3. [appellant] betoogt voorts dat de rechtbank ten onrechte heeft overwogen dat hij evenmin belang kan ontlenen aan de aangekondigde schadeclaim in geval van gegrondverklaring van het beroep omdat zijn horecabedrijf op de enige dag die nog resteerde voor het verstrijken van de termijn van een jaar ook zonder de herroeping van de tijdelijke vergunning niet geopend zou zijn geweest omdat het een dag (donderdag) betrof waarop het bedrijf gewoonlijk dicht was. Hij voert daartoe aan dat de rechtbank voorbij is gegaan aan de schade die, zoals hij in beroep heeft gesteld, ook dan wordt ondervonden omdat, ook als het bedrijf gesloten is, zakelijke lasten zoals huur, kosten voor gas, licht en water en gemeentelijke belastingen verschuldigd blijven.
3.1. Het betoog faalt. Onweersproken is dat het bedrijf op donderdag gewoonlijk gesloten was. Dit brengt niet alleen met zich dat [appellant] die dag ook zonder herroeping van de tijdelijke exploitatievergunning geen inkomsten uit zijn bedrijf had gehad, maar eveneens dat de op die dag doorlopende vaste lasten ook door [appellant] verschuldigd waren geweest als de tijdelijke exploitatievergunning niet een dag vóór ommekomst van de termijn was herroepen.
De rechtbank is daarom terecht tot de conclusie gekomen dat de door [appellant] gestelde schade er niet toe kan leiden dat hij in zijn beroep wordt ontvangen.
4. Het hoger beroep is ongegrond. De aangevallen uitspraak dient te worden bevestigd.
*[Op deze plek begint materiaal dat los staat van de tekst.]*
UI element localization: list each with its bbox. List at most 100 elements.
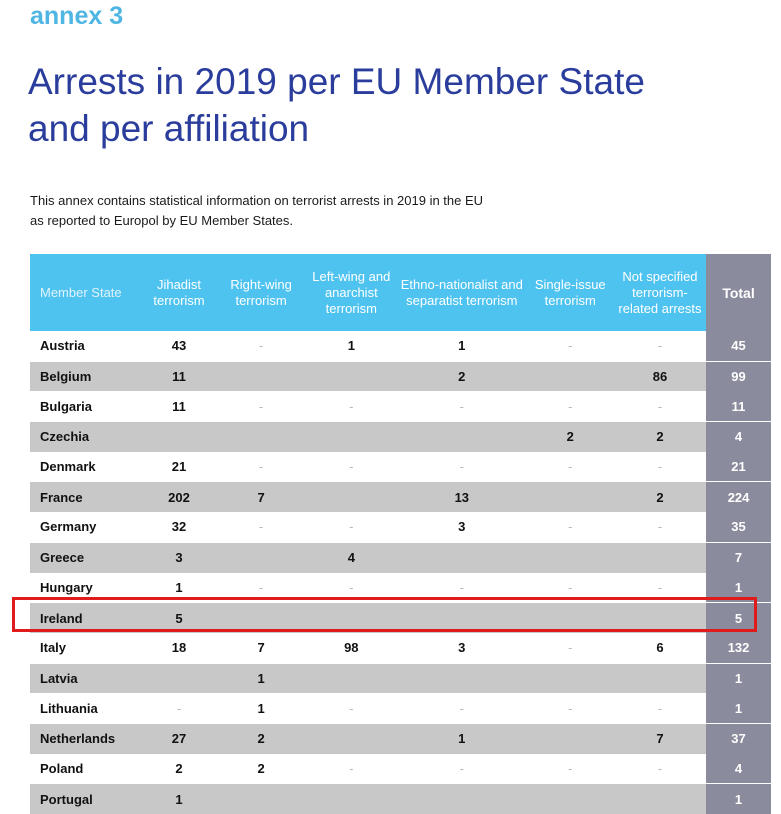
value-cell — [613, 542, 707, 573]
value-cell: 43 — [141, 331, 217, 362]
value-cell: - — [613, 391, 707, 423]
arrests-table-container: Member State Jihadist terrorism Right-wi… — [30, 254, 771, 814]
value-cell — [396, 421, 527, 452]
value-cell — [141, 663, 217, 694]
value-cell — [216, 602, 306, 633]
table-row: Czechia 2 2 4 — [30, 421, 771, 452]
value-cell: - — [305, 391, 397, 423]
value-cell: 3 — [396, 632, 527, 664]
value-cell: - — [526, 331, 614, 362]
value-cell — [305, 481, 397, 513]
value-cell — [305, 663, 397, 694]
value-cell: 2 — [216, 753, 306, 785]
value-cell: - — [216, 572, 306, 604]
value-cell — [216, 361, 306, 392]
value-cell: 32 — [141, 512, 217, 543]
value-cell: 21 — [141, 451, 217, 483]
annex-label: annex 3 — [30, 2, 124, 30]
value-cell — [305, 783, 397, 814]
total-cell: 132 — [706, 632, 771, 664]
value-cell: 11 — [141, 361, 217, 392]
value-cell: 6 — [613, 632, 707, 664]
value-cell — [526, 723, 614, 754]
column-header-member-state: Member State — [30, 254, 142, 331]
member-state-cell: France — [30, 481, 142, 513]
arrests-table: Member State Jihadist terrorism Right-wi… — [30, 254, 771, 814]
member-state-cell: Latvia — [30, 663, 142, 694]
value-cell — [141, 421, 217, 452]
column-header-ethno-nationalist: Ethno-nationalist and separatist terrori… — [396, 254, 527, 331]
table-row: Greece 3 4 7 — [30, 542, 771, 573]
member-state-cell: Bulgaria — [30, 391, 142, 423]
value-cell: - — [526, 451, 614, 483]
table-header-row: Member State Jihadist terrorism Right-wi… — [30, 254, 771, 331]
member-state-cell: Italy — [30, 632, 142, 664]
value-cell: 4 — [305, 542, 397, 573]
value-cell: - — [396, 391, 527, 423]
value-cell: 1 — [396, 331, 527, 362]
total-cell: 1 — [706, 572, 771, 604]
value-cell: - — [396, 693, 527, 724]
member-state-cell: Netherlands — [30, 723, 142, 754]
table-row: Ireland 5 5 — [30, 602, 771, 633]
value-cell — [216, 421, 306, 452]
page-title: Arrests in 2019 per EU Member State and … — [28, 58, 645, 152]
value-cell: 1 — [141, 783, 217, 814]
value-cell — [613, 663, 707, 694]
table-row: Portugal 1 1 — [30, 783, 771, 814]
total-cell: 11 — [706, 391, 771, 423]
table-row: Denmark 21- - - - -21 — [30, 451, 771, 483]
value-cell — [396, 663, 527, 694]
value-cell — [613, 783, 707, 814]
value-cell — [305, 723, 397, 754]
intro-line-1: This annex contains statistical informat… — [30, 193, 484, 208]
value-cell — [305, 361, 397, 392]
column-header-total: Total — [706, 254, 771, 331]
member-state-cell: Czechia — [30, 421, 142, 452]
total-cell: 224 — [706, 481, 771, 513]
value-cell: - — [526, 572, 614, 604]
value-cell: - — [526, 632, 614, 664]
value-cell: - — [526, 753, 614, 785]
total-cell: 7 — [706, 542, 771, 573]
value-cell: - — [305, 693, 397, 724]
table-row: Latvia 1 1 — [30, 663, 771, 694]
value-cell: 3 — [141, 542, 217, 573]
value-cell: - — [216, 512, 306, 543]
value-cell — [526, 783, 614, 814]
value-cell: - — [613, 451, 707, 483]
value-cell: - — [526, 512, 614, 543]
title-line-2: and per affiliation — [28, 108, 310, 149]
total-cell: 45 — [706, 331, 771, 362]
total-cell: 4 — [706, 421, 771, 452]
table-row: Hungary 1- - - - -1 — [30, 572, 771, 604]
value-cell — [396, 783, 527, 814]
total-cell: 21 — [706, 451, 771, 483]
column-header-not-specified: Not specified terrorism-related arrests — [613, 254, 707, 331]
value-cell: 7 — [216, 632, 306, 664]
value-cell: 1 — [216, 693, 306, 724]
value-cell: - — [613, 331, 707, 362]
value-cell — [396, 602, 527, 633]
member-state-cell: Portugal — [30, 783, 142, 814]
total-cell: 5 — [706, 602, 771, 633]
title-line-1: Arrests in 2019 per EU Member State — [28, 61, 645, 102]
total-cell: 1 — [706, 783, 771, 814]
value-cell — [526, 481, 614, 513]
intro-line-2: as reported to Europol by EU Member Stat… — [30, 213, 294, 228]
value-cell: - — [613, 753, 707, 785]
value-cell: 11 — [141, 391, 217, 423]
value-cell: 98 — [305, 632, 397, 664]
value-cell — [526, 361, 614, 392]
value-cell: 1 — [396, 723, 527, 754]
value-cell: 2 — [216, 723, 306, 754]
value-cell — [216, 783, 306, 814]
value-cell — [305, 602, 397, 633]
value-cell: - — [216, 391, 306, 423]
table-row: Belgium 11 2 86 99 — [30, 361, 771, 392]
value-cell: 1 — [141, 572, 217, 604]
value-cell: - — [141, 693, 217, 724]
value-cell: 2 — [613, 421, 707, 452]
total-cell: 37 — [706, 723, 771, 754]
value-cell — [526, 542, 614, 573]
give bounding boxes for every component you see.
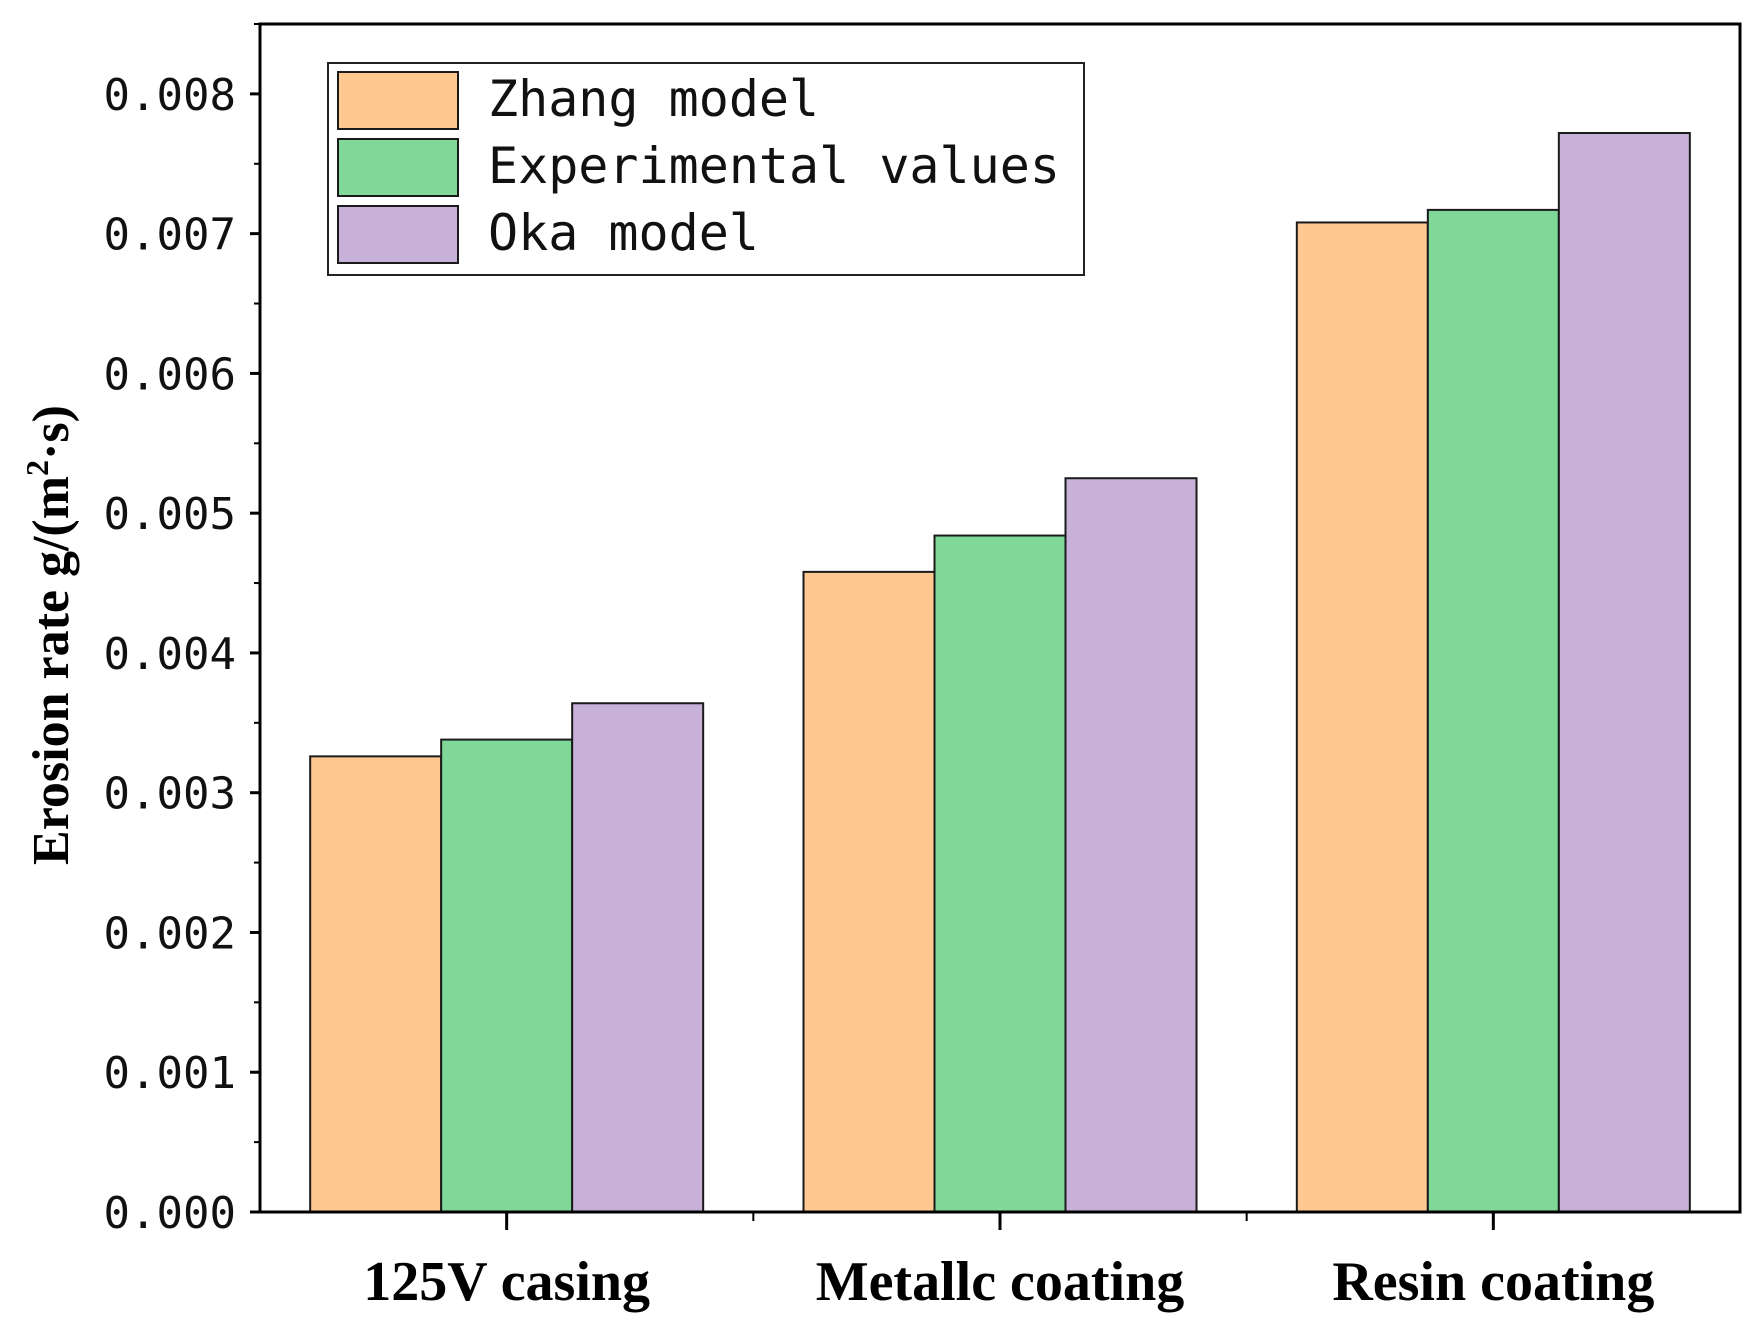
y-axis-label-superscript: 2 [19, 460, 55, 476]
y-axis-label-main: Erosion rate g/(m [23, 476, 80, 865]
legend: Zhang model Experimental values Oka model [327, 62, 1085, 276]
legend-label: Zhang model [488, 70, 819, 128]
y-tick-label: 0.003 [104, 769, 236, 820]
bar-metallc-coating-experimental-values [933, 534, 1067, 1213]
bar-125v-casing-zhang-model [309, 755, 443, 1213]
y-tick-label: 0.000 [104, 1188, 236, 1239]
bar-resin-coating-experimental-values [1426, 208, 1560, 1213]
axes-group: 125V casing Metallc coating Resin coating 0… [104, 23, 1654, 1313]
x-tick-label: 125V casing [363, 1251, 650, 1313]
bar-metallc-coating-oka-model [1064, 477, 1198, 1213]
x-tick-label: Resin coating [1332, 1251, 1654, 1313]
legend-swatch [337, 71, 459, 130]
x-tick-label: Metallc coating [816, 1251, 1185, 1313]
y-tick-label: 0.007 [104, 210, 236, 261]
bar-metallc-coating-zhang-model [802, 570, 936, 1213]
bars-group [309, 132, 1691, 1213]
y-tick-label: 0.004 [104, 629, 236, 680]
y-axis-label-end: ·s) [23, 405, 80, 460]
y-axis-label: Erosion rate g/(m2·s) [19, 405, 80, 865]
legend-swatch [337, 138, 459, 197]
bar-125v-casing-oka-model [571, 702, 705, 1213]
legend-label: Oka model [488, 204, 759, 262]
y-tick-label: 0.006 [104, 349, 236, 400]
y-tick-label: 0.002 [104, 908, 236, 959]
legend-label: Experimental values [488, 137, 1060, 195]
bar-resin-coating-zhang-model [1295, 221, 1429, 1213]
legend-swatch [337, 205, 459, 264]
y-tick-label: 0.001 [104, 1048, 236, 1099]
bar-125v-casing-experimental-values [440, 738, 574, 1213]
y-tick-label: 0.005 [104, 489, 236, 540]
y-tick-label: 0.008 [104, 70, 236, 121]
bar-resin-coating-oka-model [1557, 132, 1691, 1213]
5. Voor een proceskostenveroordeling bestaat geen aanleiding.
Beslissing
De Afdeling bestuursrechtspraak van de Raad van State:
bevestigt de aangevallen uitspraak.
Aldus vastgesteld door mr. Th. C. van Sloten, lid van de enkelvoudige kamer, in tegenwoordigheid van mr. E.D.A.M. Zegveld, griffier.
w.g. Van Sloten w.g. Zegveld
lid van de enkelvoudige kamer griffier
Uitgesproken in het openbaar op 27 juli 2016
43.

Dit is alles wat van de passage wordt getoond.